Congressman Peters said the Postal Service needs to give the community more time to explore its options. He recently re-introduced legislation that would allow the Postal Service to sell any post office subject to closure or relocation to an established non-profit community organization at fair market value.
"I will personally appeal the decision and do everything in my power to support the community's effort to preserve our Post Office," said Peters. "Earlier this month, I reintroduced Congresswoman Susan Davis's La Jolla Post Office Bill to allow the community a right of first refusal to purchase the property if it is indeed sold. The La Jolla Post office is not only treasured by neighborhood residents and businesses, it's treasured by the greater San Diego area. The support for La Jolla to keep their post office is growing, and I look forward to continuing our efforts."
Congresswoman Susan Davis said she understands the Postal Service is facing tough economic times and is looking at selling post offices throughout the country to generate much-needed revenue and streamline operations.
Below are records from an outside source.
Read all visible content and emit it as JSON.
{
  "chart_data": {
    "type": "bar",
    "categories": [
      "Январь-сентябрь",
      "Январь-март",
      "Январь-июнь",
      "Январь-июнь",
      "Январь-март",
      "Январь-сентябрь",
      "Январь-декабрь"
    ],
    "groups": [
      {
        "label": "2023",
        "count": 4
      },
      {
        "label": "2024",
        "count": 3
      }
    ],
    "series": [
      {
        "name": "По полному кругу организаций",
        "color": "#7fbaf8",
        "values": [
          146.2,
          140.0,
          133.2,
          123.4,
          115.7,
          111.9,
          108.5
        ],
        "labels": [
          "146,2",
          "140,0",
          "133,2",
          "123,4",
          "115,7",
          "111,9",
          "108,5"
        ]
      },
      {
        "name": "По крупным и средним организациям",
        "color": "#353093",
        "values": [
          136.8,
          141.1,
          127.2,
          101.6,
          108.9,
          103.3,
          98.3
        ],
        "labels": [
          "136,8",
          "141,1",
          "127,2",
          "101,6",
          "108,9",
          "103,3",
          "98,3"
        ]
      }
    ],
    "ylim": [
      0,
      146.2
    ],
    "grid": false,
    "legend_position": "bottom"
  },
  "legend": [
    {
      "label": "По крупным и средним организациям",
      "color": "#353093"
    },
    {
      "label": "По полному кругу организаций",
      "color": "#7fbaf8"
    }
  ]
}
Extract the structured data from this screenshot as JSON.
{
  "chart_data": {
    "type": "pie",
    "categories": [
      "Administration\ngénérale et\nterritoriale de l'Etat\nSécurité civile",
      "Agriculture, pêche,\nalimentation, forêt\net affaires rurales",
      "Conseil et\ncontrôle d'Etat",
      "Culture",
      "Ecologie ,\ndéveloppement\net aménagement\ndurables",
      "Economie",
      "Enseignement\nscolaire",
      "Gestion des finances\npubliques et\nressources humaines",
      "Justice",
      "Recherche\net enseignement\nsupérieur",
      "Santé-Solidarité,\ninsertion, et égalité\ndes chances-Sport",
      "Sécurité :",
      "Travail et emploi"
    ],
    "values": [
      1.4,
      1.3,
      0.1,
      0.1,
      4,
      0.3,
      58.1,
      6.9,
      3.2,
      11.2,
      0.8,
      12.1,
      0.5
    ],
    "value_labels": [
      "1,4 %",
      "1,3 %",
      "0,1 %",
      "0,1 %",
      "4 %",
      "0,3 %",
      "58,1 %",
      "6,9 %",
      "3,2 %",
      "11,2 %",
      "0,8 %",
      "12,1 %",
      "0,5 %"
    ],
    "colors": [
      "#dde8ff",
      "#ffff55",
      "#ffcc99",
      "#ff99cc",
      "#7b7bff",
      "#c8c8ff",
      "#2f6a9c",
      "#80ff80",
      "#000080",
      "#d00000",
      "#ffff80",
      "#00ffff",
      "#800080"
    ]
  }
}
But, she said, the Postal Service needs to be cognizant of the impact these closures have on communities and the local economy.
"What seems like good business to the Postal Service's national headquarters is something all of us here in La Jolla know is a quick win now for the Postal Service but will be a big loss for both the Service and the community in the long run," said Davis. "This decision is truly penny wise and pound foolish."
Council President Pro Tem Lightner said it is unfortunate that the Postal Service is dismissing the hard and thoughtful work done by the community, especially by the La Jolla Historical Society and the Save the La Jolla Post Office Task Force, to come to a creative yet common-sense solution.
"The community has always been crystal clear that any solution would have to make economic sense for both the Postal Service and for La Jolla," said Lightner. "For the Postal Service to move forward with the sale is just the type of bullheaded bureaucratic bungling that gives government a bad name."
Leslie Davis, chair of the Save the La Jolla Post Office Task Force, was outraged that the Postal Service would move forward without even reaching out to the community and civic leaders.
"Over the past 14 months we held community forums, collected more than 2,000 petition signatures, wrote alternative business plans, wrote an Historic nomination, held rallies, hosted letter writing campaigns, drafted legislation, met with USPS officials, so to find a sheet of paper taped to the front door notifying the community of their decision to relocate is disappointing to say the least," said Davis. "And now we have just 15 days to appeal the decision. I'm sure the realtor is very happy. It's really demoralizing and shocking that this is the new American way."
Built in 1935, the Spanish-style building also contains "California Landscape," an original 1939 Works Progress Administration (WPA) mural of the La Jolla Cove and Village painted by noted artist Belle Baranceanu. In January, the La Jolla Historical Society succeeded in one of their goals in getting the post office listed on the National Register of Historic Places. This designation provides an additional layer of protection for the historic building.